The gruesome nature of the concentration camp details – and the even more gruesome look at its aftermath in the souls of its victims decades later is not gratuitous. It forces respect for Leah’s obstinacy. There is considerable discussion of the phenomenon that for many years after the war the topic of the Holocaust was taboo. Leah wore a bandaid over her tattoo. Now she and her husband are committed to a life of telling the story, working against the tide they know will come when there are no longer eye-witnesses to call the lie to the Holocaust deniers. All of this gives weight (and no small amount of pathos) to the otherwise seemingly irrational argument that Jews must subordinate individual desire and happiness for Jewish community survival. It provides the framework to counter the enlightenment value which stresses the rights of all individuals over the tyranny of groupthink. To this individualism, it provides a parallel universe. If Jews choose voluntarily to marry "in," the enlightenment value kicks in and the individual is supported in his or her choices. But, just as it has become fashionable of late to raise the question of the universal value of democracy, here’s another question – to what degree should one support the right of a community to survive at the cost of individual choice? How far can one go with social pressure?

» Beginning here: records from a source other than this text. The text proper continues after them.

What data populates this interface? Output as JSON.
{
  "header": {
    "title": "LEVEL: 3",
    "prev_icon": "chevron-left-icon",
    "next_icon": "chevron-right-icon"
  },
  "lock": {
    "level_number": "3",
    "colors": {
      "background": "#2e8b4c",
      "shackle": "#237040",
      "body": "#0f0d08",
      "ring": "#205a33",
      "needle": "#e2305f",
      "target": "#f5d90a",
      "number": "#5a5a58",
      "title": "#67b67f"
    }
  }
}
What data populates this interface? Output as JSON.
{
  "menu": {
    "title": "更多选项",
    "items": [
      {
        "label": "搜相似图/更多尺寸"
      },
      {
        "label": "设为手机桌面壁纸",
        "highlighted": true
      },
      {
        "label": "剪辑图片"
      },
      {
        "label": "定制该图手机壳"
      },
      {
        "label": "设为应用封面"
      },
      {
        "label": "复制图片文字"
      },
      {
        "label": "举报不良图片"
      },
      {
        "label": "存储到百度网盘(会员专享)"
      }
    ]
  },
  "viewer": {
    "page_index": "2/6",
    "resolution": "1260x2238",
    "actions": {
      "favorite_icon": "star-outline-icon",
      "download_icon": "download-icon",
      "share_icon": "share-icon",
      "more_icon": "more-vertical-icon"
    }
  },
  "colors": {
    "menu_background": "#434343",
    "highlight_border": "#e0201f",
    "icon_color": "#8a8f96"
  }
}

The film will not likely find much of an audience outside of Jewish film festivals. It ought to have one. The battle over the survival of a world community of Jews is a question non-Jews may have a right to ignore – or dismiss as a distraction in the quest for universal human rights. Serious exploration of the possibility of a “parallel universe” should not be. Societies have formed to avoid “language death.” Instinctively we understand the tragedy in the story of Ishii – the “last of his tribe.” We know what it can mean when species die out and we celebrate the fact the whooping crane has returned from the brink at 19 creatures and is now up to 300 and rising. Should we not deal with respect with the alarms being called by the Leahs of the world?